Noting that while its investigation and assessment of this product cybersecurity incident is ongoing, RTX added that “it has not had a material impact and is not reasonably expected to have a material impact on the Company’s financial condition, business operations or results of operations.”
However, RTX did not provide further details about the incident, but cybersecurity expert Kevin Beaumont wrote in a Mastodon post that the attackers used an ‘incredibly basic’ ransomware variant known as HardBit.
“The Europe airlines ransomware situation is a variant of Hardbit ransomware, which doesn’t have a portal and is incredibly basic,” Beaumont identified. “They’ve had to restart recovery again as the devices keep getting reinfected.”
Adding that he has never seen an incident like it, he suggested that “somebody like the NCSC needs to go in and help them with IR.”
Public data on Harbit reveals that it is a ransomware strain that emerged in October 2022 and operates as a Ransomware-as-a-Service (RaaS), allowing affiliates to deploy it in exchange for a share of the ransom. The malware encrypts files, changes the system wallpaper to a JPEG with instructions for contacting the attackers via Tox, a peer-to-peer messaging platform, to negotiate payment.
Uniquely, HardBit operators request details about the victim’s cyber insurance to tailor the ransom demand, a tactic that exploits insurance coverage to increase the chance of payment. By early 2024, HardBit had evolved to version 4.0, adding obfuscation and requiring a passphrase during execution. Operators can use either a command-line or a graphical interface, depending on skill level.
Organizations can defend against HardBit by maintaining offline backups, training staff on phishing, segmenting networks, deploying advanced endpoint protection, and having a robust incident response plan.
Since Friday, major international hubs, including London’s Heathrow, Brussels, and Berlin airports, have faced flight delays. Operations at Brussels Airport on Wednesday continued to be impacted, with 6% of flights being canceled, according to 7sur7.
At the same time, news outlet Watson reported flight cancellations and delays have been reported at Berlin Brandenburg on Wednesday.
“The company has informed us that it can take several more days to provide a functional system,” a Berlin Brandenburg spokesperson said. “This is very unfortunate and surprised us.

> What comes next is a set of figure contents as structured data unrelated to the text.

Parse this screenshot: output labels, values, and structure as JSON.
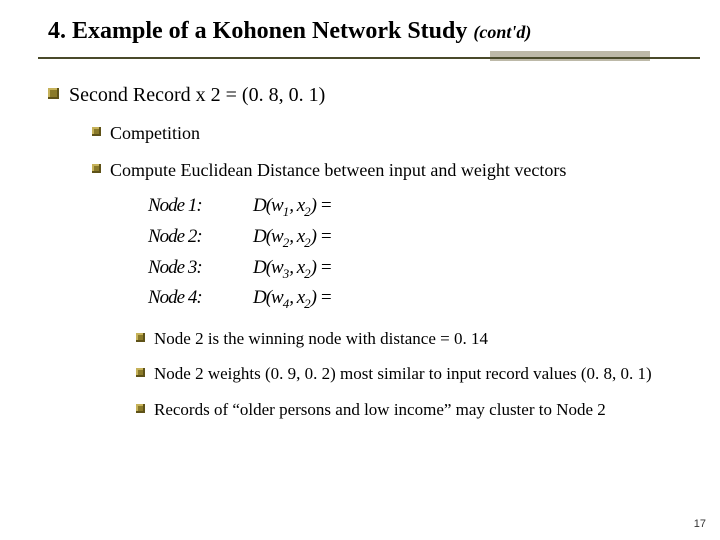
{
  "title": {
    "main": "4. Example of a Kohonen Network Study ",
    "suffix": "(cont'd)"
  },
  "level1_text": "Second Record x 2 = (0. 8, 0. 1)",
  "level2a": "Competition",
  "level2b": "Compute Euclidean Distance between input and weight vectors",
  "math": {
    "rows": [
      {
        "label": "Node 1:",
        "expr_pre": "D(w",
        "sub1": "1",
        "mid": ", x",
        "sub2": "2",
        "post": ") ="
      },
      {
        "label": "Node 2:",
        "expr_pre": "D(w",
        "sub1": "2",
        "mid": ", x",
        "sub2": "2",
        "post": ") ="
      },
      {
        "label": "Node 3:",
        "expr_pre": "D(w",
        "sub1": "3",
        "mid": ", x",
        "sub2": "2",
        "post": ") ="
      },
      {
        "label": "Node 4:",
        "expr_pre": "D(w",
        "sub1": "4",
        "mid": ", x",
        "sub2": "2",
        "post": ") ="
      }
    ]
  },
  "level3a": "Node 2 is the winning node with distance = 0. 14",
  "level3b": "Node 2 weights (0. 9, 0. 2) most similar to input record values (0. 8, 0. 1)",
  "level3c": "Records of “older persons and low income” may cluster to Node 2",
  "page_number": "17",
  "colors": {
    "bullet": "#8a7a2a",
    "rule": "#4a4a2a",
    "rule_shadow": "#bdb9a8",
    "background": "#ffffff",
    "text": "#000000"
  }
}
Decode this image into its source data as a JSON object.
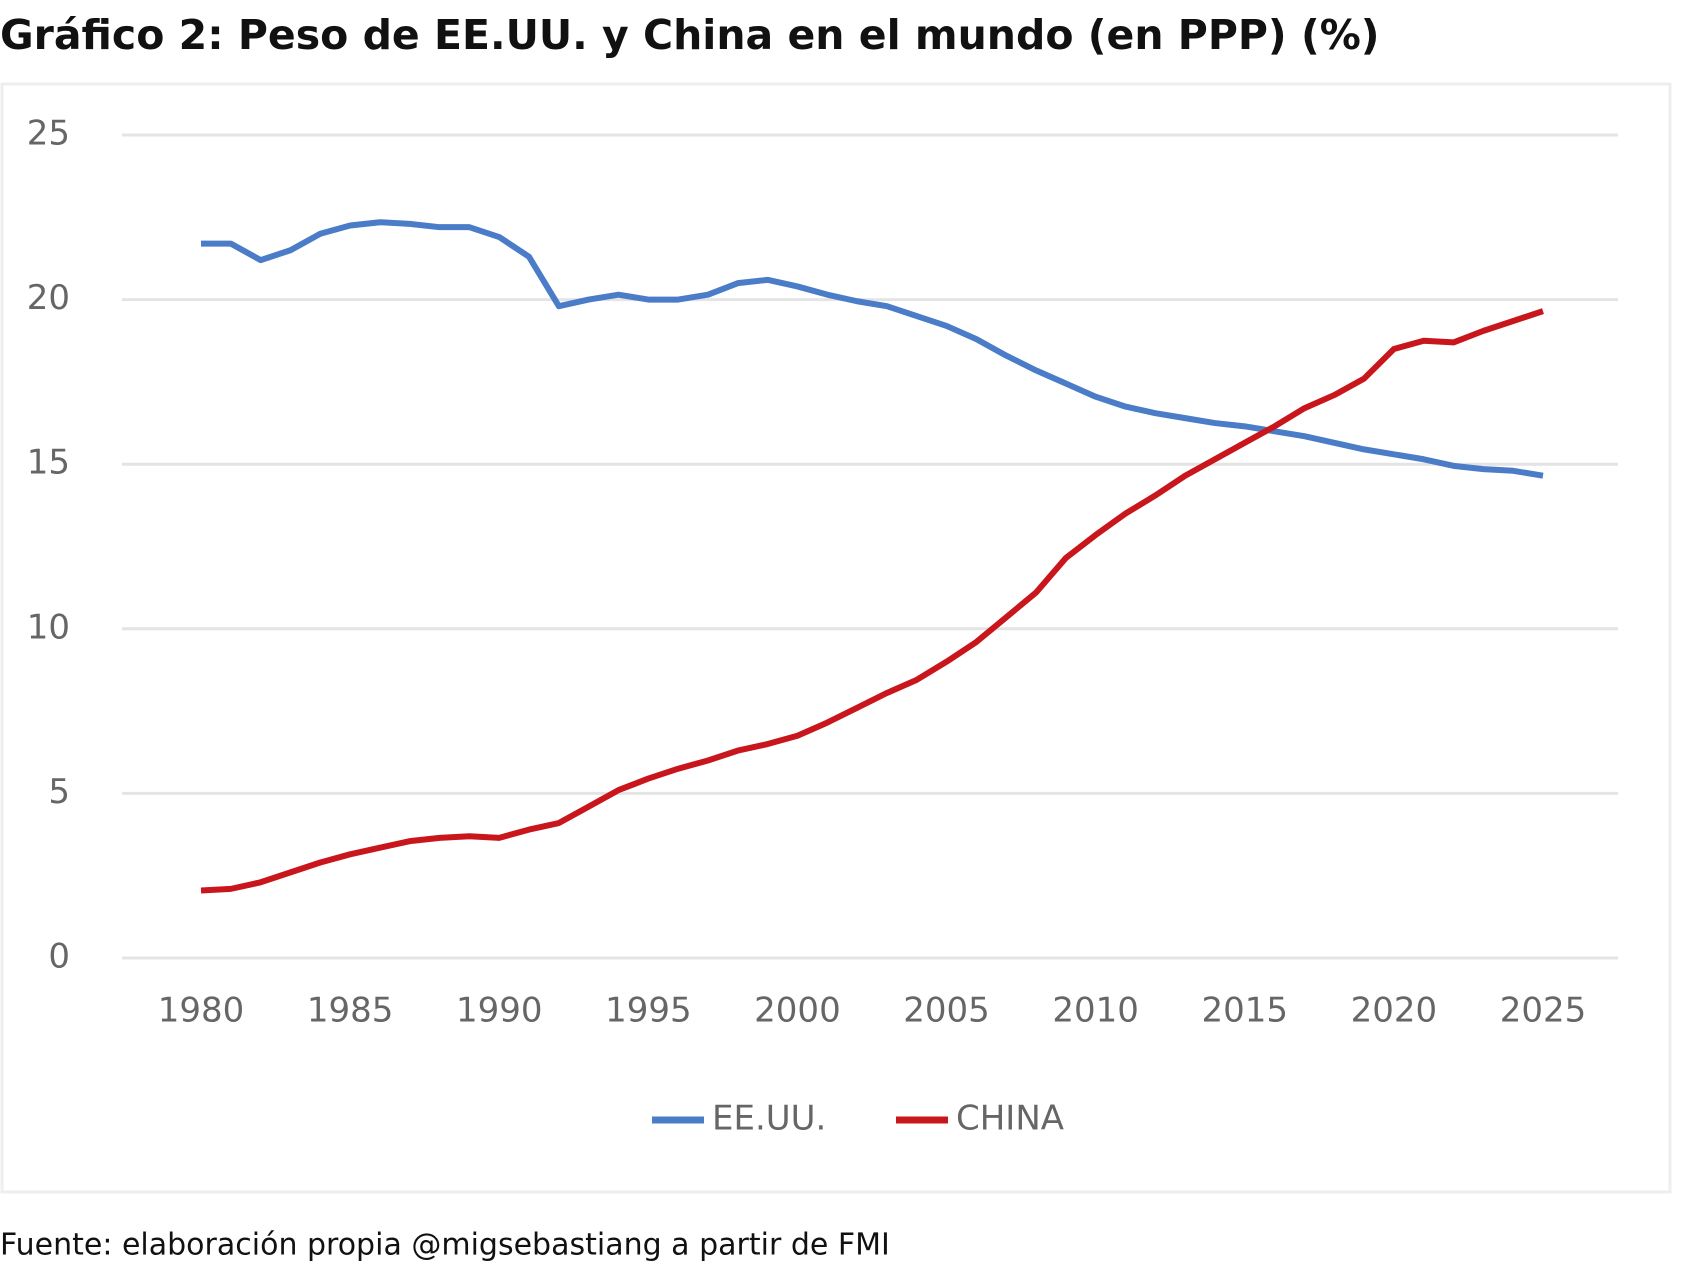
{
  "chart_data": {
    "type": "line",
    "title": "Gráfico 2: Peso de EE.UU. y China en el mundo (en PPP) (%)",
    "source": "Fuente: elaboración propia @migsebastiang a partir de FMI",
    "x": [
      1980,
      1981,
      1982,
      1983,
      1984,
      1985,
      1986,
      1987,
      1988,
      1989,
      1990,
      1991,
      1992,
      1993,
      1994,
      1995,
      1996,
      1997,
      1998,
      1999,
      2000,
      2001,
      2002,
      2003,
      2004,
      2005,
      2006,
      2007,
      2008,
      2009,
      2010,
      2011,
      2012,
      2013,
      2014,
      2015,
      2016,
      2017,
      2018,
      2019,
      2020,
      2021,
      2022,
      2023,
      2024,
      2025
    ],
    "series": [
      {
        "name": "EE.UU.",
        "color": "#4a7cc8",
        "values": [
          21.7,
          21.7,
          21.2,
          21.5,
          22.0,
          22.25,
          22.35,
          22.3,
          22.2,
          22.2,
          21.9,
          21.3,
          19.8,
          20.0,
          20.15,
          20.0,
          20.0,
          20.15,
          20.5,
          20.6,
          20.4,
          20.15,
          19.95,
          19.8,
          19.5,
          19.2,
          18.8,
          18.3,
          17.85,
          17.45,
          17.05,
          16.75,
          16.55,
          16.4,
          16.25,
          16.15,
          16.0,
          15.85,
          15.65,
          15.45,
          15.3,
          15.15,
          14.95,
          14.85,
          14.8,
          14.65
        ]
      },
      {
        "name": "CHINA",
        "color": "#c8161c",
        "values": [
          2.05,
          2.1,
          2.3,
          2.6,
          2.9,
          3.15,
          3.35,
          3.55,
          3.65,
          3.7,
          3.65,
          3.9,
          4.1,
          4.6,
          5.1,
          5.45,
          5.75,
          6.0,
          6.3,
          6.5,
          6.75,
          7.15,
          7.6,
          8.05,
          8.45,
          9.0,
          9.6,
          10.35,
          11.1,
          12.15,
          12.85,
          13.5,
          14.05,
          14.65,
          15.15,
          15.65,
          16.15,
          16.7,
          17.1,
          17.6,
          18.5,
          18.75,
          18.7,
          19.05,
          19.35,
          19.65
        ]
      }
    ],
    "xlim": [
      1980,
      2025
    ],
    "xticks": [
      1980,
      1985,
      1990,
      1995,
      2000,
      2005,
      2010,
      2015,
      2020,
      2025
    ],
    "ylim": [
      0,
      25
    ],
    "yticks": [
      0,
      5,
      10,
      15,
      20,
      25
    ],
    "grid": true,
    "legend": "bottom"
  }
}
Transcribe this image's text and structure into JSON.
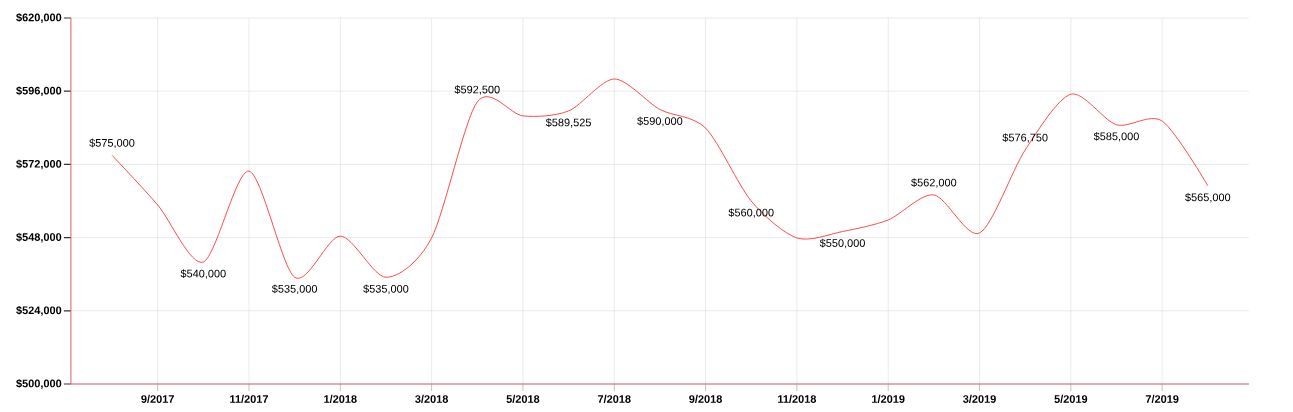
{
  "chart_data": {
    "type": "line",
    "categories": [
      null,
      "9/2017",
      null,
      "11/2017",
      null,
      "1/2018",
      null,
      "3/2018",
      null,
      "5/2018",
      null,
      "7/2018",
      null,
      "9/2018",
      null,
      "11/2018",
      null,
      "1/2019",
      null,
      "3/2019",
      null,
      "5/2019",
      null,
      "7/2019",
      null
    ],
    "values": [
      575000,
      558700,
      540000,
      569800,
      535000,
      548500,
      535000,
      547900,
      592500,
      587900,
      589525,
      600000,
      590000,
      583900,
      560000,
      547900,
      550000,
      553800,
      562000,
      549500,
      576750,
      595000,
      585000,
      586200,
      565000
    ],
    "value_labels": [
      "$575,000",
      null,
      "$540,000",
      null,
      "$535,000",
      null,
      "$535,000",
      null,
      "$592,500",
      null,
      "$589,525",
      null,
      "$590,000",
      null,
      "$560,000",
      null,
      "$550,000",
      null,
      "$562,000",
      null,
      "$576,750",
      null,
      "$585,000",
      null,
      "$565,000"
    ],
    "color": "#ff4a4a",
    "ylim": [
      500000,
      620000
    ],
    "yticks": [
      {
        "value": 500000,
        "label": "$500,000"
      },
      {
        "value": 524000,
        "label": "$524,000"
      },
      {
        "value": 548000,
        "label": "$548,000"
      },
      {
        "value": 572000,
        "label": "$572,000"
      },
      {
        "value": 596000,
        "label": "$596,000"
      },
      {
        "value": 620000,
        "label": "$620,000"
      }
    ],
    "grid": true,
    "marker": "none"
  }
}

Exactly when everything will work properly again is not foreseeable.”
Disruption at London Heathrow Airport eased significantly as Collins Aerospace confirmed an IT issue with the systems that it supplies to a number of airlines across Europe. “The vast majority of flights at Heathrow are operating as normal, but we encourage passengers to check the status of their flight before travelling to the airport and to arrive no earlier than three hours for long-haul flights and two hours for short-haul,” the airport said. “We are supporting affected airlines with their contingencies and have deployed additional colleagues in terminals to assist passengers,” it added.
CYFIRMA research released Tuesday assessed that Alixsec, Scattered Spider, and the Rhysida ransomware group are plausible actors, given their prior targeting patterns, history of high-profile disruptions, and demonstrated operational capabilities.
“On December 5, 2024, the threat group Alixsec reportedly announced intentions to target multiple UK critical infrastructure sites, including transportation, media, banking, defense, and government organizations, with London Heathrow Airport mentioned,” the research report added. “Their statements indicate a focus on high-value operational nodes, highlighting potential risks to airport operations, public services, and national infrastructure, underscoring the need for increased monitoring and defensive preparedness.”
In July, the Federal Bureau of Investigation (FBI) warned that the cybercriminal group Scattered Spider has been expanding its attacks to the airline sector. The group relies on social engineering, often impersonating employees or contractors to trick IT help desks into granting access.